Jadilah Pemersatu, Pemuda Jangan Jadi  Biang Kerok Perpecahan
Ilustrasi
Jadilah Pemersatu, Pemuda Jangan Jadi  Biang Kerok Perpecahan

Jakarta, HanTer -- Negeri ini tengah dihadapkan dengan berbagai persoalan. Mulai dari korupsi, penyalahgunaan narkoba, tindak kriminalitas, pornograpi, dan ancaman terorisme. Juga masalah kemiskinan. Itulah sebabnya, anak-anak muda harus bangkit, rakyat mu sedang menangis karena dilanda kemiskinan, kelaparan dan penggusuran. Hapus air mata mereka dan berikan hidup nyaman kepada kaum papa dan kaum tertindas.

Berikut kata mereka tentang makna peringatan Sumpah Pemuda di era milenial.

Marini Sayuti

Aktivis Perempuan:

Menurut saya Sumpah Pemuda saat ini belum sepenuhnya diresapi maknanya. Mengapa? Karena kita bisa lihat masih banyak pemuda yang belum bisa memberikan kontribusi positif, memanfaatkan teknologi yang ada dengan sebaik-baiknya. Justru malah berdampak negatif bagi mereka.

Memang sejumlah generasi muda ada yang memberikan sumbangsihnya terhadap NKRI, sayangnya kesenjangan sosial, latar belakang, lingkungan hidup dan sederet masalah sosial dan psikologis masih turut mempengaruhi generasi millenial ini. Intoleransi masih terjadi dimana-mana. Bahkan generasi muda menjadi sasaran empuk untuk dijadikan mediator para provokator SARA.

Mukhlisin Efendi

Aktivis dan Jurnalis:

Para pemuda harus bergandengan tangan dan bersatu menggerakkan Indonesia. Persatuan pemuda ini dibutuhkan baik untuk saat ini maupun untuk masa mendatang. Jangan karena berbeda ormas para pemuda jadi biang kerok dalam perpecahan. Intinya apapun ormasnya, apapun agamanya atas nama kemajuan persatuan NKRI pemuda wajib bersatu saling asih asuh dan menghargai satu sama lain.

Melati Suci

Mahasiswa:

Pemuda harapan bangsa, sumber persatuan dan kesatuan. Anak-anak muda juga harapan rakyat. Karenanya pemuda harus bangkit dan ikut membebasan rakyat dari kemiskinan. Hapus air mata mereka dengan melakukan inovasi-inovasi, dan membuat karya-karya besar guna kemakmuran negeri ini, sehingga rakyat miskin hidup nyaman.

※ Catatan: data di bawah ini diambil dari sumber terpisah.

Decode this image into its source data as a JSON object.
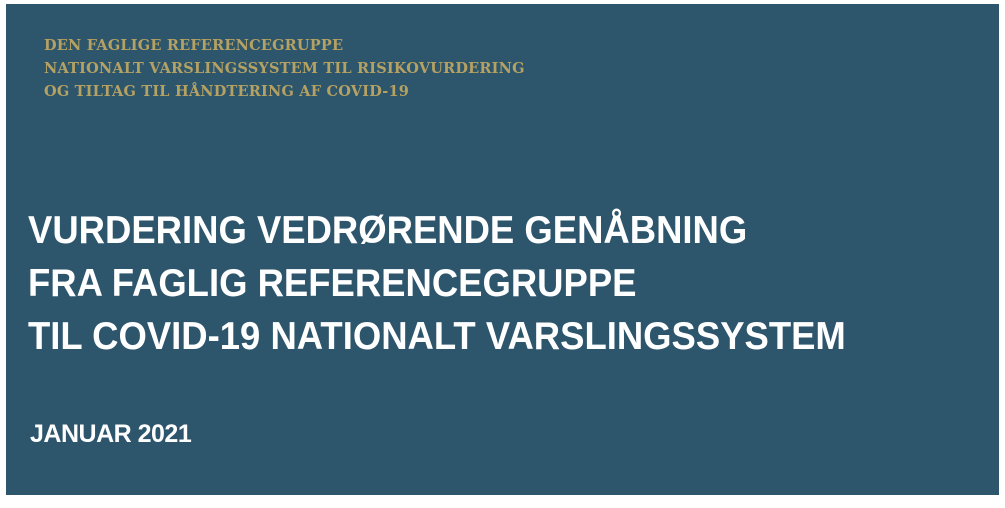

Peringatan Sumpah Pemuda harus menjadi pendorong bagi generasi muda untuk bekerja keras dalam menyejahterakan rakyat, mengatasi kemiskinan dan mengatasi pengangguran dengan menciptakan lapangan pekerjaan.

Sandiaga Uno

Calon Wapres:

Saya mendorong pemuda melakukan inovasi contohnya dengan berwirausaha dalam semangat peringatan Hari Sumpah Pemuda ke-90. Sejak 1928 pemuda Indonesia sudah membuat terobosan mengumandangkan bertanah air satu, berbangsa satu dan berbahasa satu.

Anak muda jaman sekarang setidaknya harus mempunyai upaya dan inovasi yang sama, apalagi dalam 12-15 tahun ke depan Indonesia akan menikmati puncak bonus demografi. Karenanya saya mendorong pemuda Indonesia tidak hanya menjadi penonton, melainkan pemain saat puncak bonus demografi Indonesia.

Umamah Nisaul Jannah

Pegiat perdamaian:

Momen Sumpah Pemuda tahun ini sebagai waktu untuk refleksi diri.
Apalagi situasi yang terjadi belakangan ini membuat kita semakin ruwet dan itu sangat melelahkan.

Jadi, anak-anak muda sekarang harusnya bersatu dan berkolaborasi untuk menyuarakan apa yang kita gelisahkan kemudian menjadi satu tujuan tersebut.